Bons e maus *

* Publicado hoje no Jornal do Centro


As “noites f5.6”, assim chamadas porque são ou a 5 ou a 6 de cada mês, reúnem no Lugar do Capitão, em Viseu, amantes de fotografia a pensarem, verem e conversarem sobre a arte fotográfica. Na passada sexta-feira, José Pessoa deixou a tertúlia meia encavacada porque afirmou, alto e bom som, que não gostava de Sebastião Salgado. 


      
José Pessoa reconhece a “perfeição” das fotografias do autor de “Trabalhadores”, “Terra” e “Êxodos”, mas lembrou que Sebastião Salgado “só” fotografa “pobres bonitos”, e vê neste “só” um défice ético, vê neste “só” o economista, a formação académica do fotógrafo da Magnum.
     
Em suma: génio biltre, grande-artista má-pessoa, “Good art, bad people”, o exacto título de um artigo de Charles McGrath, publicado no New York Times de 21 de Junho, de onde vou retirar alguns exemplos.
     
Wagner e Degas eram anti-semitas; Ezra Pound fascista; das sete principais mulheres na vida de Picasso, duas endoideceram e duas mataram-se; Norman Mailer, uma vez, tentou matar a mulher; Genet era ladrão; Byron incestuoso; Rimbaud contrabandista; Flaubert pagava por sexo a rapazinhos; o filho mais novo de Hemingway acusou o pai de ter destruído cinco familiares, incluindo-se nesse cômputo.
     
Pode uma má pessoa fazer boa arte?
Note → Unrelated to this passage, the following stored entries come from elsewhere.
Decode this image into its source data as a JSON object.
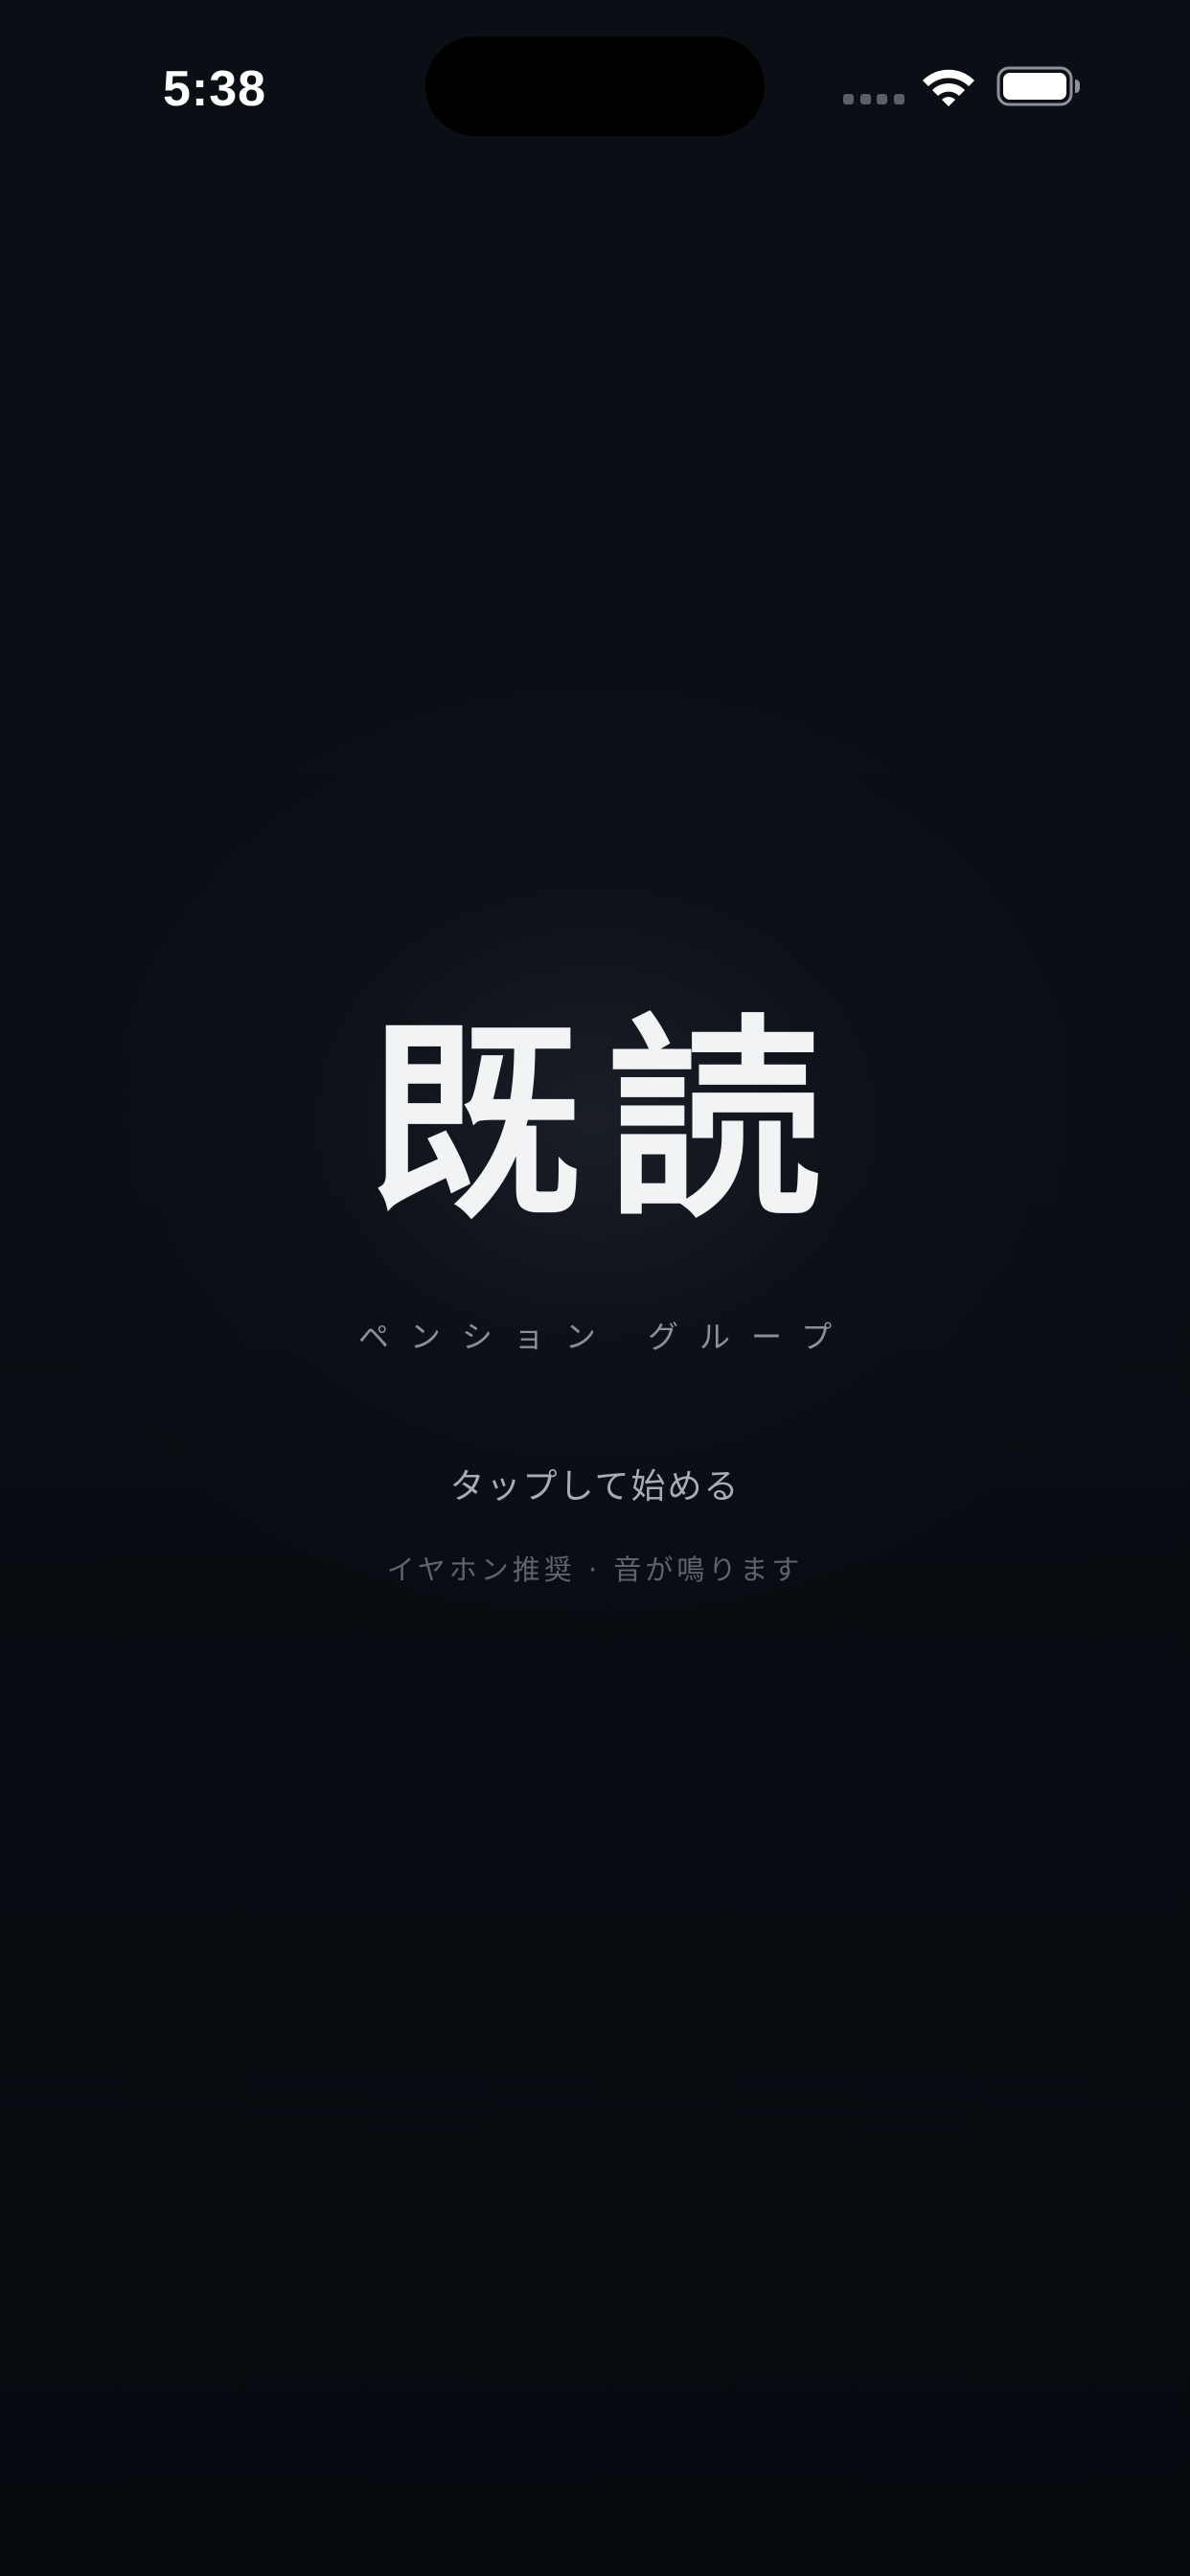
{
  "status_bar": {
    "time": "5:38",
    "icons": [
      "cellular-signal-icon",
      "wifi-icon",
      "battery-icon"
    ]
  },
  "title_screen": {
    "title": "既読",
    "subtitle": "ペンション グループ",
    "start_prompt": "タップして始める",
    "earphone_note": "イヤホン推奨 · 音が鳴ります"
  },
  "colors": {
    "background": "#0a0d12",
    "title": "#f2f3f5",
    "subtitle": "#8b9098",
    "prompt": "#a8adb5",
    "note": "#5f646c"
  }
}
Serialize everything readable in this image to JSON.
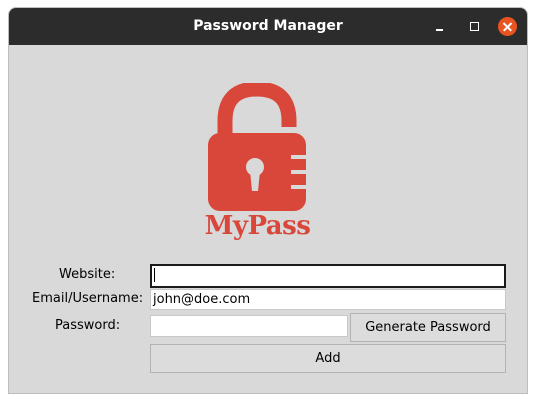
{
  "window": {
    "title": "Password Manager",
    "controls": [
      "minimize-icon",
      "maximize-icon",
      "close-icon"
    ],
    "close_color": "#e95420",
    "titlebar_color": "#2c2c2c"
  },
  "logo": {
    "text": "MyPass",
    "icon": "unlocked-padlock-icon",
    "color": "#d9463a"
  },
  "form": {
    "website_label": "Website:",
    "website_value": "",
    "email_label": "Email/Username:",
    "email_value": "john@doe.com",
    "password_label": "Password:",
    "password_value": "",
    "generate_label": "Generate Password",
    "add_label": "Add"
  }
}
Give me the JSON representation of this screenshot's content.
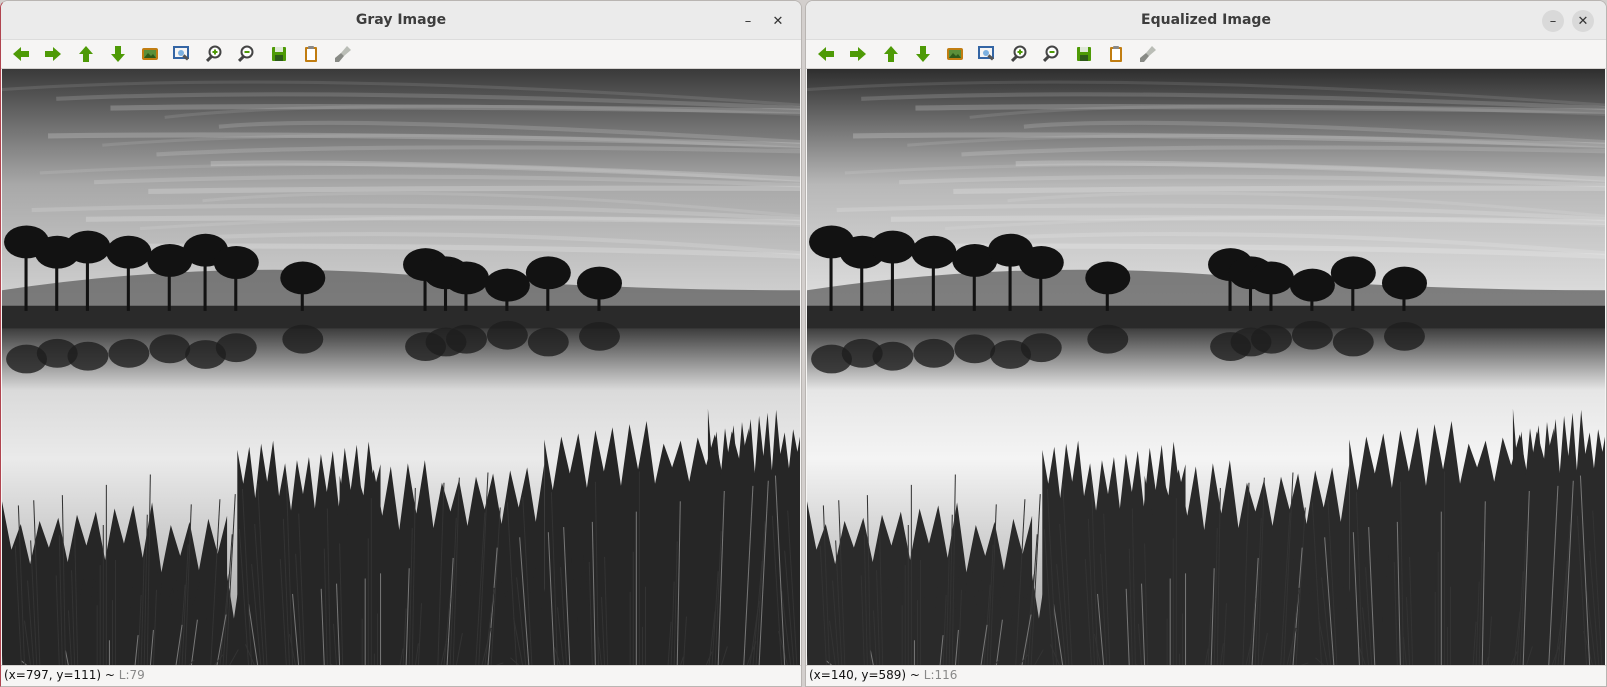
{
  "windows": [
    {
      "title": "Gray Image",
      "minimize_glyph": "–",
      "close_glyph": "✕",
      "status_coords": "(x=797, y=111) ~ ",
      "status_luminance": "L:79",
      "style": "original"
    },
    {
      "title": "Equalized Image",
      "minimize_glyph": "–",
      "close_glyph": "✕",
      "status_coords": "(x=140, y=589) ~ ",
      "status_luminance": "L:116",
      "style": "equalized"
    }
  ],
  "toolbar_icons": [
    {
      "name": "pan-left-icon",
      "color": "#4e9a06"
    },
    {
      "name": "pan-right-icon",
      "color": "#4e9a06"
    },
    {
      "name": "pan-up-icon",
      "color": "#4e9a06"
    },
    {
      "name": "pan-down-icon",
      "color": "#4e9a06"
    },
    {
      "name": "zoom-fit-icon",
      "color": "#c17d11"
    },
    {
      "name": "zoom-selection-icon",
      "color": "#3465a4"
    },
    {
      "name": "zoom-in-icon",
      "color": "#4e9a06"
    },
    {
      "name": "zoom-out-icon",
      "color": "#4e9a06"
    },
    {
      "name": "save-image-icon",
      "color": "#4e9a06"
    },
    {
      "name": "properties-icon",
      "color": "#c17d11"
    },
    {
      "name": "brush-icon",
      "color": "#888a85"
    }
  ]
}
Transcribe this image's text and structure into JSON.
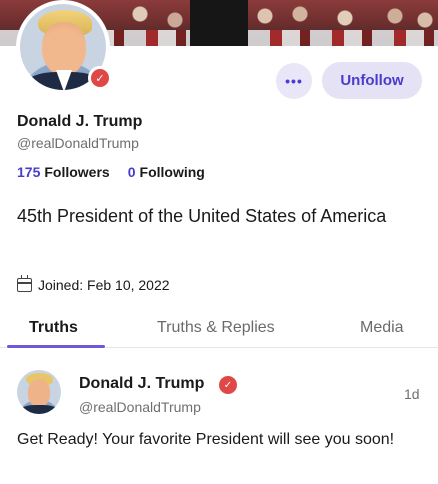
{
  "profile": {
    "name": "Donald J. Trump",
    "handle": "@realDonaldTrump",
    "followers_count": "175",
    "followers_label": "Followers",
    "following_count": "0",
    "following_label": "Following",
    "bio": "45th President of the United States of America",
    "joined": "Joined: Feb 10, 2022",
    "verified_icon": "verified-badge-icon"
  },
  "actions": {
    "more_label": "•••",
    "unfollow_label": "Unfollow"
  },
  "tabs": [
    {
      "label": "Truths",
      "active": true
    },
    {
      "label": "Truths & Replies",
      "active": false
    },
    {
      "label": "Media",
      "active": false
    }
  ],
  "post": {
    "author_name": "Donald J. Trump",
    "author_handle": "@realDonaldTrump",
    "time": "1d",
    "text": "Get Ready! Your favorite President will see you soon!"
  },
  "colors": {
    "accent": "#4a3ccb",
    "accent_bg": "#e6e2f6",
    "verified": "#e04848"
  }
}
Claro que pode. Pode uma boa pessoa fazer boa arte? Claro que pode. Há, até, muito boas pessoas a fazerem muitíssima má arte, para nossa desgraça. Dizer-se que uma pessoa é boa ou má é um juízo moral, dizer-se que uma obra de arte é boa ou má é um juízo estético. São coisas diferentes. Sebastião Salgado, para fazer fotografias sublimes, não precisa de ser uma pessoa sublime.
     
Pede-se demasiadas vezes a um artista o que se recusa a um político. Dizer-se, por exemplo, “Guterres é boa pessoa” será estar a dizer-se bem do político Guterres? Mas isso já são contas de outro rosário...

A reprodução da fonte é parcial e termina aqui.